Live album by Lorie
- Released: 25 August 2003
- Genre: Pop, dance-pop, teen pop
- Length: 79:32
- Label: EGP
- Producer: Johnny Williams

Lorie chronology
| Tendrement (2002) | Live Tour (2003) | Attitudes (2004) |

= Live Tour (Lorie album) =

Live Tour was the name given to French pop singer Lorie's first concert tour. On 25 August 2003 a live recording of the show was released in two versions: a regular, jewel case release containing the CD and a DVD, and a limited edition cardboard box also including an exclusive all-access pass from the concert, five photos from the show in 20x29 cm format and a message written by the popular female singer. The CD booklet in both versions is a fold out poster.
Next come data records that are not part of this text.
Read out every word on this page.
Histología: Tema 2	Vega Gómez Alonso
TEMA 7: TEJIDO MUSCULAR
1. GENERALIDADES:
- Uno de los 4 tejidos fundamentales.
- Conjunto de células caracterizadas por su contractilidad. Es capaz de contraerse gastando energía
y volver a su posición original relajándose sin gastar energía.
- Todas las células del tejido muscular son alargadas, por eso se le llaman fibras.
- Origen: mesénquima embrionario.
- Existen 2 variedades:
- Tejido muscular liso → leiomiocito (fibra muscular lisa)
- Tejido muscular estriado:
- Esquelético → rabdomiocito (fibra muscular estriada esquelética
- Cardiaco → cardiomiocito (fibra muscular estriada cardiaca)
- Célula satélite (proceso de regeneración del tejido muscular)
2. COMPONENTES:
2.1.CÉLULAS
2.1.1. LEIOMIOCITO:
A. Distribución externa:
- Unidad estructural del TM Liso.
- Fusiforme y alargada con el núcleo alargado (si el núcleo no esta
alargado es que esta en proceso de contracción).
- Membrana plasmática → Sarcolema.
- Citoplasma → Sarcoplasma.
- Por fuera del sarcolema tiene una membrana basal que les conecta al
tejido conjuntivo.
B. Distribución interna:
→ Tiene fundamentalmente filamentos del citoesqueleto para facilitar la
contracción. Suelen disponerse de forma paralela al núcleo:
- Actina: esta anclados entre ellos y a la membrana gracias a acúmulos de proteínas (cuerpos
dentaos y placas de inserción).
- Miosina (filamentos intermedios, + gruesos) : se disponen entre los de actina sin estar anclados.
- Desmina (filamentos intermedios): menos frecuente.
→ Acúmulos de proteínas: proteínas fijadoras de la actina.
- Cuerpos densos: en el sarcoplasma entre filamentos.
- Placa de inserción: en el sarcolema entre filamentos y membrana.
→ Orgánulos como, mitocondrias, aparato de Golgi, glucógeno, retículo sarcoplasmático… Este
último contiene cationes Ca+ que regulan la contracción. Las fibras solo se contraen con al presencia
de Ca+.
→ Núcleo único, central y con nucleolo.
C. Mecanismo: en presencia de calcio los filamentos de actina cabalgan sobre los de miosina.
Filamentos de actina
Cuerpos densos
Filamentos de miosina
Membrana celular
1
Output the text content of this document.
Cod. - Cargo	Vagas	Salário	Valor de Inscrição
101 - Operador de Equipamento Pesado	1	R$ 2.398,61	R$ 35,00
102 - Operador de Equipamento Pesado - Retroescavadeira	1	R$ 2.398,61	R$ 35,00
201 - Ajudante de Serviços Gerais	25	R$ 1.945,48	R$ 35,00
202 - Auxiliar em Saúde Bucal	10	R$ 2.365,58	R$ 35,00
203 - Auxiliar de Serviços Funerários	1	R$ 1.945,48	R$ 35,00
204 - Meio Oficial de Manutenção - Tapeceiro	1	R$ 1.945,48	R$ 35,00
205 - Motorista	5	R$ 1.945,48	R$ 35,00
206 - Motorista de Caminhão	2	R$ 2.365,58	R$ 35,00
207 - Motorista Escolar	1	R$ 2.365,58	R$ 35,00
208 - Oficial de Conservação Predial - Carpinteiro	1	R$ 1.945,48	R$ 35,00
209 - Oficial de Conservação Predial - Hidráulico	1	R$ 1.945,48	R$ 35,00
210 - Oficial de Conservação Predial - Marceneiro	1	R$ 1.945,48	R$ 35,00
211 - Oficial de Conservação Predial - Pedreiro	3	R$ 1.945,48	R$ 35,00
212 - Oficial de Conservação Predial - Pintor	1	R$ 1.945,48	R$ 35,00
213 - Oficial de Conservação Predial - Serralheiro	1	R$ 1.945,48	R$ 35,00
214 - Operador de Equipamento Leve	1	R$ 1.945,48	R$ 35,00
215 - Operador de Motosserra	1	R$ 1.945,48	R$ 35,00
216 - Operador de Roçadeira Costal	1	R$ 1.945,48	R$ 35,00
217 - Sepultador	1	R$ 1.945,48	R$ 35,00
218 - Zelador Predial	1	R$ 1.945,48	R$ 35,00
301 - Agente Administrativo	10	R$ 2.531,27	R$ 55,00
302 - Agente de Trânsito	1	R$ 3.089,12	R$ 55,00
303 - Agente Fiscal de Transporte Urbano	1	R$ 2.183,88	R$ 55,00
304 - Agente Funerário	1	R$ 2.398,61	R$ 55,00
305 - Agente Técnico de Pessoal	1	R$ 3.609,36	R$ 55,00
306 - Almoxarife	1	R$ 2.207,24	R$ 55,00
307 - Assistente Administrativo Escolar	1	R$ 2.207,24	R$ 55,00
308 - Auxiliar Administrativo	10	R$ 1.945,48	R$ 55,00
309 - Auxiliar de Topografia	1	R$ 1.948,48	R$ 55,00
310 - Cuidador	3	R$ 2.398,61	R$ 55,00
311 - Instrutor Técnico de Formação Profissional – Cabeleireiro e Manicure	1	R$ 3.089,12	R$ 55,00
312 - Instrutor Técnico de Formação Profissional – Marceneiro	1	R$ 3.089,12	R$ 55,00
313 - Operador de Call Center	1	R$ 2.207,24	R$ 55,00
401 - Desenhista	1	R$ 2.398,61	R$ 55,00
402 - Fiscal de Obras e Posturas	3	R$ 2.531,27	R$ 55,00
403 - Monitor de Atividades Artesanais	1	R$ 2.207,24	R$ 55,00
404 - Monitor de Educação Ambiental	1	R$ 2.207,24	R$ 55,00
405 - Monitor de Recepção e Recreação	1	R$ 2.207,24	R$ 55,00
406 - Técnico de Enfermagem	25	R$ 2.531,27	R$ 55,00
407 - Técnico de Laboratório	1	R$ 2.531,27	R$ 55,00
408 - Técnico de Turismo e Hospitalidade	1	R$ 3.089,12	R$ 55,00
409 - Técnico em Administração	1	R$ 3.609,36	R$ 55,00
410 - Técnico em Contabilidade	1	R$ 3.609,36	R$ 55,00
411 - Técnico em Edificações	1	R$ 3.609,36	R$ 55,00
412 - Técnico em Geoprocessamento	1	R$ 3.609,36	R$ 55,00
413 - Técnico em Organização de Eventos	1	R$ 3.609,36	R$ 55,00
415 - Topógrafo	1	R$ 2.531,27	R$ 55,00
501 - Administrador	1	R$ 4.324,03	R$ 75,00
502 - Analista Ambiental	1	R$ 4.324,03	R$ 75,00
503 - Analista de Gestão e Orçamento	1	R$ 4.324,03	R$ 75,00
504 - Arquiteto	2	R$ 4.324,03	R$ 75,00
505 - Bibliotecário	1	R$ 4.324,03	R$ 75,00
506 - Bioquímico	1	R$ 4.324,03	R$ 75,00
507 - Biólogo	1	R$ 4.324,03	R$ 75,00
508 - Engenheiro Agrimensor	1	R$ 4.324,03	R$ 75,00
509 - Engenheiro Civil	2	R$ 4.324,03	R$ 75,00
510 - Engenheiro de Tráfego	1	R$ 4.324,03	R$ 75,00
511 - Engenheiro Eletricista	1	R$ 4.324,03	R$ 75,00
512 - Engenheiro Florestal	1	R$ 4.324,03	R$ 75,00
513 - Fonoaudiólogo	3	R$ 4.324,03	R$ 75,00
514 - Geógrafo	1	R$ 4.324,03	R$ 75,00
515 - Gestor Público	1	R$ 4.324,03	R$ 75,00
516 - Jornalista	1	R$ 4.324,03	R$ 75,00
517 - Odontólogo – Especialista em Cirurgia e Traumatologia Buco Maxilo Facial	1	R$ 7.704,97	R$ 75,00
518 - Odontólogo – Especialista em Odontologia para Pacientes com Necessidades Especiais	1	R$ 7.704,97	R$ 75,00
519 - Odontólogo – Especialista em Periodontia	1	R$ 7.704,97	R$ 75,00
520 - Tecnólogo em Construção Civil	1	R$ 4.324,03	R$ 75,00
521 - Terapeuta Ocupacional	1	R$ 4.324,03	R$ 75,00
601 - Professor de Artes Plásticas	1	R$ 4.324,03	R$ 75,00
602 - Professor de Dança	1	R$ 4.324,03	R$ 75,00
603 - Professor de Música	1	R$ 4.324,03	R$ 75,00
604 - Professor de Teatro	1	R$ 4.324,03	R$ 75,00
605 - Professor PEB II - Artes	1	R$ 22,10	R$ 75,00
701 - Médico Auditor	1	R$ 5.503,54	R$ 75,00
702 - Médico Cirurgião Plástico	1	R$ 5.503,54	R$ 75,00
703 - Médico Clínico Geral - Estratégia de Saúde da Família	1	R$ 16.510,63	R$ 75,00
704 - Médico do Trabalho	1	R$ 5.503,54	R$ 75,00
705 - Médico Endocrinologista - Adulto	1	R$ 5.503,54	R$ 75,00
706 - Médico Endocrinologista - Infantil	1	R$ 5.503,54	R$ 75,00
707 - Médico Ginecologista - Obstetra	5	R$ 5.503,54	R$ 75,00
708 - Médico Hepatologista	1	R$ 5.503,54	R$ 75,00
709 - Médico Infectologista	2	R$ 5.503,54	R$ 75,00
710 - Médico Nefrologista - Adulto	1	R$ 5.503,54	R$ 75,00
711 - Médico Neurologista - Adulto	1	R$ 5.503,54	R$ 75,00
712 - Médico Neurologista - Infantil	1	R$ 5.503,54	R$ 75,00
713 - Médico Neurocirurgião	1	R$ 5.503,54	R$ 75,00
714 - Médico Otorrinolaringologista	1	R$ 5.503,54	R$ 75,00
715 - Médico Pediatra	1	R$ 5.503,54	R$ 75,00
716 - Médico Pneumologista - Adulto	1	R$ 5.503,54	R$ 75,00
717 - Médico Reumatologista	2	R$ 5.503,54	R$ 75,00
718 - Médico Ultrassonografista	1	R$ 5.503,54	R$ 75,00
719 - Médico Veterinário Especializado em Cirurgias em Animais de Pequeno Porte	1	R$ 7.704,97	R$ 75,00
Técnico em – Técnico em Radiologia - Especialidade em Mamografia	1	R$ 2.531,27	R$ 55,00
On 20 October 2003 a filmed version of the show was released on DVD.

==Live album track listing==
===CD===

1. "Intro Show Lorie" — 2'21
2. "Près de moi" — 4'17
3. "Toute seule" — 3'35
4. "Pour que tu me reviennes" — 4'08
5. "I Love You" — 5'00
6. "Ne me dis rien" — 4'17
7. "Entre vous deux" — 3'48
8. "L'homme de ma vie" — 3'57
9. "Dans mes rêves" — 4'33
10. "Je t'aime Maman" — 4'03
11. "Laisse faire le fun" (duo 4 You) — 4'21
12. "Fan'2 toi" — 4'30
13. "Je serai (ta meilleure amie)" — 5'20
14. "Tendrement" — 4'34
15. "Tout pour toi" — 4'13
16. "Ton sourire" — 4'08
17. "À 20 ans" — 3'23
18. "J'ai besoin d'amour" — 4'28
19. "Se donner la main" — 4'27

===DVD===

1. "Sur un air latino" (Making of) — 27'00
2. "Sur un air latino" (Karaoke) — 3'31
3. "Sur un air latino" (Music video) — 3'31
4. "À 20 ans" (Making of) — 10'00
5. "Exclusive excerpts from the tour" — 5'00

==Charts==

| Chart (2003) | Peak position |
|---|---|
| Belgian (Wallonia) Albums Chart | 11 |
| French Albums Chart | 3 |
| Swiss Albums Chart | 39 |

| End of the year chart (2003) | Position |
|---|---|
| French Albums Chart | 59 |

==Certifications==

| Region | Certification | Certified units/sales |
| France (SNEP) | 2× Gold | 200,000^{*} |
| France (SNEP) DVD | 3× Platinum | 60,000^{*} |
^{*} Sales figures based on certification alone.